Product Innovation and Economic Growth

         
Author Name YOSHIKAWA Hiroshi  (The University of Tokyo, Faculty Fellow, RIETI) /ANDO Koichi  (Development Bank of Japan Inc.) /MIYAKAWA Shuko  (Research Assistant, RIETI)
Creation Date/NO. January 2010 10-J-006
Download / Links

Abstract

Tackling issues relating to low fertility and aging population is widely acknowledged as the most important challenge for the Japanese economy and society in the twenty-first century. There is a general consensus that given these issues of low fertility and aging population, innovation that is technological progress in a broader sense, should be the engine for economic growth.
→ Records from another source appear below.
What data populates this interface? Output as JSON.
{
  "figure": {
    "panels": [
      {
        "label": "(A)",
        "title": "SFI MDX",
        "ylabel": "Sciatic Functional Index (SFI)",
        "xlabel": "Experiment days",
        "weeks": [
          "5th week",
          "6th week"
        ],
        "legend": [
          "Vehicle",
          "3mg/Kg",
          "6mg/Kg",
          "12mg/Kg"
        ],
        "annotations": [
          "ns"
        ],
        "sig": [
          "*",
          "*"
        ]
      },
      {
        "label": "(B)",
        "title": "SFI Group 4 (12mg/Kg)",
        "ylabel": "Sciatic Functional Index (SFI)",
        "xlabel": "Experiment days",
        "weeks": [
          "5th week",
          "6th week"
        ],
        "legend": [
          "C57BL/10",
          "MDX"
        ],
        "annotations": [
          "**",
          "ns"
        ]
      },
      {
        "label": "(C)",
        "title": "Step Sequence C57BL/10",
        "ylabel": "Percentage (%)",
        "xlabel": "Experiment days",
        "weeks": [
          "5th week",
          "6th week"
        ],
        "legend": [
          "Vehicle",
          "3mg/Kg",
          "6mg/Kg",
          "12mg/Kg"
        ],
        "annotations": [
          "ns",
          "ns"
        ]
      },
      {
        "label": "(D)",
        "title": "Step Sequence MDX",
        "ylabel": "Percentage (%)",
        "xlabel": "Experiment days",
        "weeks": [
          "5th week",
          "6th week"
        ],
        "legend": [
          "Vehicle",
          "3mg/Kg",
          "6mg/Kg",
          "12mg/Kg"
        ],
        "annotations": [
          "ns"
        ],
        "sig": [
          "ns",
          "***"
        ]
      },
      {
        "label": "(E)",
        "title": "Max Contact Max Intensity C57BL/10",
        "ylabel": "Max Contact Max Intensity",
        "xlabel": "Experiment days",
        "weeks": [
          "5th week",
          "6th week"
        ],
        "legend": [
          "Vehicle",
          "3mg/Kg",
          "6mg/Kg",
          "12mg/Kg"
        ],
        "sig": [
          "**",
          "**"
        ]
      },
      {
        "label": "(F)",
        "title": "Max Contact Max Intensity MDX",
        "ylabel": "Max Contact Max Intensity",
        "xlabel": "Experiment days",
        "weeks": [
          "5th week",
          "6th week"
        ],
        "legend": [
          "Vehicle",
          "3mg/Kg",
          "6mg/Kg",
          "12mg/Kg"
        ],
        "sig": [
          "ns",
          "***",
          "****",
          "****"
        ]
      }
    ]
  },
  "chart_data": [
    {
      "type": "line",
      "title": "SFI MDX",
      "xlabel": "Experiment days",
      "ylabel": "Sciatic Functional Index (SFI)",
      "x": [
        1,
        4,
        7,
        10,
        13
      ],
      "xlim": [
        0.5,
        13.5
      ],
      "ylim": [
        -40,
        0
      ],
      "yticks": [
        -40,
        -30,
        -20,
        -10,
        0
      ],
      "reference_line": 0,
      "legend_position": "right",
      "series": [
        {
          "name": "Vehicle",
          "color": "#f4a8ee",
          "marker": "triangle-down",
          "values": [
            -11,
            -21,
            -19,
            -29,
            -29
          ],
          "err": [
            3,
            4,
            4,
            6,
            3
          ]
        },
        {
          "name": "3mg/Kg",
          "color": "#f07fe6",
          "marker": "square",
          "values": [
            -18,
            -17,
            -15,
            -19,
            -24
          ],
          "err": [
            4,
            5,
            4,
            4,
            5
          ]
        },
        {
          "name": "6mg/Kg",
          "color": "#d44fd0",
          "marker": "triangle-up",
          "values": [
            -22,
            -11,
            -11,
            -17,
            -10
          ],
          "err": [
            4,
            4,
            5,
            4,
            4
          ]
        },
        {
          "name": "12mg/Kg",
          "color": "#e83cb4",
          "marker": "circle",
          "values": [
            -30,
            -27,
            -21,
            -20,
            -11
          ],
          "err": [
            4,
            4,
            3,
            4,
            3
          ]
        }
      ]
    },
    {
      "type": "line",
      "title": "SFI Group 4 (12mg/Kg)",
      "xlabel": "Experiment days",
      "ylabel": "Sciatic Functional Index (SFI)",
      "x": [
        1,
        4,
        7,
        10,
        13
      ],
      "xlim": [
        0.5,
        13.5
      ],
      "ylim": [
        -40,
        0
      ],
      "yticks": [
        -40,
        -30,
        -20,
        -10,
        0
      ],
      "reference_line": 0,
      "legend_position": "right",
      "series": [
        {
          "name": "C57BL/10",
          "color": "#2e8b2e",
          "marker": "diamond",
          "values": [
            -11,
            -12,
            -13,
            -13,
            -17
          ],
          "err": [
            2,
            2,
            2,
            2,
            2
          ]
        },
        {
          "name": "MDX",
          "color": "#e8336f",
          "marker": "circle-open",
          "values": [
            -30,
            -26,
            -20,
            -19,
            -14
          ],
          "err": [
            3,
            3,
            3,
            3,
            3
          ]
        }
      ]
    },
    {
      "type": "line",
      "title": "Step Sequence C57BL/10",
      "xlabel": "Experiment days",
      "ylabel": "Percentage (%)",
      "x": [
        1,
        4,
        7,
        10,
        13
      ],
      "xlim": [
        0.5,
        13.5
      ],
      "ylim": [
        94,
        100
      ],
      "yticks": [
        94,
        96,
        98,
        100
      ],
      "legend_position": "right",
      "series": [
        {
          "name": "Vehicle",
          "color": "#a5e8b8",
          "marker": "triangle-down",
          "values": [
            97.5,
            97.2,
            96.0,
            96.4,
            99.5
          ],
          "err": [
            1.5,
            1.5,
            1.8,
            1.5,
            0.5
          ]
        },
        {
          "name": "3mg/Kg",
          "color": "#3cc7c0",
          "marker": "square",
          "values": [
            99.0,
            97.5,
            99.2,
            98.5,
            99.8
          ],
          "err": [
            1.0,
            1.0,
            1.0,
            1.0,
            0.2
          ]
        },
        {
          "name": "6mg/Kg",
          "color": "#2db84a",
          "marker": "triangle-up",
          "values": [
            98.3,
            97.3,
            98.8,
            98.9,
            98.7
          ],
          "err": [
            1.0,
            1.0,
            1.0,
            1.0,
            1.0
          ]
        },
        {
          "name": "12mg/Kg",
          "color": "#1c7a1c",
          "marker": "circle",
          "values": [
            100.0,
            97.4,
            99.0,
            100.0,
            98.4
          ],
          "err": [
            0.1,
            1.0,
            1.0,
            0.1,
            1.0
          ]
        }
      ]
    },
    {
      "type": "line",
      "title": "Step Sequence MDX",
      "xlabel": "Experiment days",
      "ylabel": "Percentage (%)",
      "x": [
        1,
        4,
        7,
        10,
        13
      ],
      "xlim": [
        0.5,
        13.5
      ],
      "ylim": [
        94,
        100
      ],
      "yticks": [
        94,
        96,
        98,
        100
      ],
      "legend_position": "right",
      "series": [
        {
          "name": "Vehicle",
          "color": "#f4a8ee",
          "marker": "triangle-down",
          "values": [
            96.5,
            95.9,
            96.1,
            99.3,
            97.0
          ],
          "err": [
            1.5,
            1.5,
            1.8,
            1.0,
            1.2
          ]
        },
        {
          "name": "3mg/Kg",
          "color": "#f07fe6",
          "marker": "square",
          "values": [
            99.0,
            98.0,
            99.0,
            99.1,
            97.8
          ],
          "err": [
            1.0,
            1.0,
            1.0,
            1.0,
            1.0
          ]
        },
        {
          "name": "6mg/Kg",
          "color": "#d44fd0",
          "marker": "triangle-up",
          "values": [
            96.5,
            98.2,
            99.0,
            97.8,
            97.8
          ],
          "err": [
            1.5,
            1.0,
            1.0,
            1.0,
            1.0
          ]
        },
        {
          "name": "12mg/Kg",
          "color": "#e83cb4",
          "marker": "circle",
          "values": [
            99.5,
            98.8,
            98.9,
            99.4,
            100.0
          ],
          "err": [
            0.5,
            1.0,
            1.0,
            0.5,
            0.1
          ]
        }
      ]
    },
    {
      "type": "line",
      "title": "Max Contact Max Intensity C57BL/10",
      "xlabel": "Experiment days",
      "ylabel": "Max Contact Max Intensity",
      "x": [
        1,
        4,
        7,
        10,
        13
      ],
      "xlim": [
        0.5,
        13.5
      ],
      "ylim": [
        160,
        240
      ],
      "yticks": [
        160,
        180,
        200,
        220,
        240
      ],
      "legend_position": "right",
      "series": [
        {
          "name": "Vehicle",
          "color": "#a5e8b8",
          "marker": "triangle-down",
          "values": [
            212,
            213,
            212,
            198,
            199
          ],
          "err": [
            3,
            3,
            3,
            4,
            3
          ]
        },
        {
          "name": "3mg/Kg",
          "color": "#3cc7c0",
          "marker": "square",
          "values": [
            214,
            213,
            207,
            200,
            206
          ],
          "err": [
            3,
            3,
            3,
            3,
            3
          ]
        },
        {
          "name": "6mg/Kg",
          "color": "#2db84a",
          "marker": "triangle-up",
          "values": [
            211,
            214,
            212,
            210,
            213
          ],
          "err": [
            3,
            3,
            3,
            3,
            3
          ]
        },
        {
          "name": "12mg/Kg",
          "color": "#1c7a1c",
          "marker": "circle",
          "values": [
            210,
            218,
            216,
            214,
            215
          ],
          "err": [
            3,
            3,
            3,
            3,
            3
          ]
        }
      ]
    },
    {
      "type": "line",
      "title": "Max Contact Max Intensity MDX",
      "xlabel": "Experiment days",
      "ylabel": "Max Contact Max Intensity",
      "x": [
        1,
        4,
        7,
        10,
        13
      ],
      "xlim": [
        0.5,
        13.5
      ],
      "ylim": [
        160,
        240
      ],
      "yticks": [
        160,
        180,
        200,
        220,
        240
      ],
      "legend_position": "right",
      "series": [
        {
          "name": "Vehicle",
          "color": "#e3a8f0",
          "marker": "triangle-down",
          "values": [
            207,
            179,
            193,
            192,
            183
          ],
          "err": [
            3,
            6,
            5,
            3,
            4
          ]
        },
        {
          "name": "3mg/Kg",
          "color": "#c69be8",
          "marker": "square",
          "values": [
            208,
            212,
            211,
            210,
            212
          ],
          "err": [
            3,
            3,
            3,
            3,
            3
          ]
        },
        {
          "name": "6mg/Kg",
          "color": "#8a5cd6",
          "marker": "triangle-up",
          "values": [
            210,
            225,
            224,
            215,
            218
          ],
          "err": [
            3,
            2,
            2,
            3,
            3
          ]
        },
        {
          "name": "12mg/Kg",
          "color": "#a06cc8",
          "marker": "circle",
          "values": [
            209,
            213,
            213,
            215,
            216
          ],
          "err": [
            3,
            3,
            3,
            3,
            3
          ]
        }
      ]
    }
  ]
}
Technological progress is typically measured by growth accounting, that is, total factor productivity (TFP). However, this paper analyzes the role of product innovation from a different point of view. First, we explain how different product innovation is from TFP. Next, we examine the IT sector and verify the contribution of IT to macro economic growth.

The contribution of IT on the supply side of the economy as measured by TFP is certainly important but it does not provide the whole picture in regard to the contribution of IT to economic growth. This paper also attempts to confirm that IT acting as an intermediate good enables the creation of new goods that will boost final demand. Looking at it from the point of demand saturation or creation, the key to economic growth is in how to find or produce goods and services for which there is a high demand.